The comedy satirizes the corrupt and tyrannical rulers of the khanates of the times on the eve of the Russian occupation. Actions take place in 1800–1801. The vizier of the Lankaran Khan, Mirza Habib, is presented as a tyrant outside the walls of his house, with the exception of the ruler, before whom he humiliates himself. However, by his own women he is humiliated and deceived. Also, in the comedy, against the background of the palace and family intrigues, the selfless love of the vizier's sister-in-law Nisa-khanum and the nephew of the khan Teimur-aga is shown.

== History of the writing, translations and editions ==
The comedy was written in 1267 Hijri, which corresponds to either 1850 or 1851. Nevertheless, the 1853 publications show that it was written precisely in 1851. The original title of the comedy was "The Adventures of the Vizier of the Sarab Khanate". Under this title, in 1853, the comedy was published in the newspaper Kavkaz. In the same year, in the translation of the author himself, the comedy was published in Russian in Tiflis in the collection called “The Comedies of Mirza Fat-Ali Akhundov”.

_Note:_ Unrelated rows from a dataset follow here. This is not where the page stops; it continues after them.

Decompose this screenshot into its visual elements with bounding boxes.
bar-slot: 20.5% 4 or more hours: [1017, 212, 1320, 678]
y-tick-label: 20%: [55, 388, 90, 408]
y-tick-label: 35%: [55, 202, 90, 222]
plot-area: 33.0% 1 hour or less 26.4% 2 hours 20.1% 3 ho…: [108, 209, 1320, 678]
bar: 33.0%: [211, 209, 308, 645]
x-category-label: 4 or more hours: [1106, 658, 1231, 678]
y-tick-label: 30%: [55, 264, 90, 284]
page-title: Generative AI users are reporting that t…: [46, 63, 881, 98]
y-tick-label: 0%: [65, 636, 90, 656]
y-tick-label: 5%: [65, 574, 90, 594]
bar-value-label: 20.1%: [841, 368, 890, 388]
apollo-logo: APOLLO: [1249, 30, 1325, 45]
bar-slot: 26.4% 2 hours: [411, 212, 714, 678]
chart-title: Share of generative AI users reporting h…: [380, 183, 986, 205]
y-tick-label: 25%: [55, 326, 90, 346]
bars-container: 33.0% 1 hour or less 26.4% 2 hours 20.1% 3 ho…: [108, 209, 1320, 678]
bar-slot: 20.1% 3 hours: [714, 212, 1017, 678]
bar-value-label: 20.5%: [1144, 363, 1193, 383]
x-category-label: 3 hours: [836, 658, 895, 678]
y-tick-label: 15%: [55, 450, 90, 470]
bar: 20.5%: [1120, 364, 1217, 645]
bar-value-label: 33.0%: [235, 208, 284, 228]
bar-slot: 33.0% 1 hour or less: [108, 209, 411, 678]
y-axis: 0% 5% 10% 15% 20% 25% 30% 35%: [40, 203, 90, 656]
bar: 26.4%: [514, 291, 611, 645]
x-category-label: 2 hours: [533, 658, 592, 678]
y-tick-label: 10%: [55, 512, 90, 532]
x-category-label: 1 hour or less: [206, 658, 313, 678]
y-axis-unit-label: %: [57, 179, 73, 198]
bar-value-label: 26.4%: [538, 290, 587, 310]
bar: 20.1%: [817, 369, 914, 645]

In 1874, in the collection of Akhundov's works in Persian, the comedy was published under the title "The novel of the Lankaran Khanate Vizier." Referring to this, a number of Western European orientalists believed that the title of the work was changed by the translator of Akhundov's comedies into Persian, Mirza Mohammed Jafar Garajadagi. This view was also held for a long time by the Azerbaijani scholars of Akhundov. Nevertheless, further research proved that Mirza Muhammad Jafar Garajadagi replaced the word "Sarab" with "Lankaran" directly on Akhundov's advice. The reason for this change was that the action in the play takes place and ends in a seaside town, while Sarab is located far from the sea. The author soon realized this discrepancy, and considered it important to change the scene. Information about this is found in Akhundov's letter to the publicist Mirza Yusif Khan dated with 17 December 1873:
Tell the dear translator to replace the Novel of the Sarab Khan with the Novel of the Lenkoran Khan everywhere ... Sarab is mistaken, it is necessary to write Lankaran - since there is no sea near Sarab.

Mirza Yusif Khan informed the translator about Akhundov's desire, and he changed the name of the comedy. After that, the comedy started to be published under the title "The Adventures of the Lankaran Khanate Vizier".

An English translation appeared in London in 1882 by Guy Le Strange and W.H.D. Haggard. In 1928, the comedy was released as a separate book in Azerbaijani.

== Productions ==
Between 1852 and 1853, the comedy was successfully staged on the Russian stage in Tiflis.

On 10 (22) March 1873, this comedy was chosen to be the first Azerbaijani amateur performance staged in Baku. It was staged under the direction of Hasan-bey Zardabi and with the active participation of Najaf bey Vezirov. This was the beginning of the Azerbaijani theatre's history. Akhundov learned about this event from the newspaper "Kavkaz" and in his letter to Hasan bey Zardabi wrote:

I grew old and expected my death in the near future, but this news extended my life by ten years.

In 1897, when the comedy was preparing for staging in the house of Jahangir Zeynalov, there were not enough amateur actors to perform the episodic roles in the play. Then S. M. Ganizade and Habib bey Makhmudbeyov attracted their students - Huseyn Khalafov (Arablinsky) and Mir Makhmud Kazimovsky, who later became major figures of the Azerbaijani stage.

In 2009, the director Mardan Feyzullaev staged this play at the Moscow Firebird Theatre.

On 26 December 2012, on Akhundov's 200th anniversary, the comedy was staged at the Russian Drama Theatre named after A. S. Griboyedov in Tbilisi.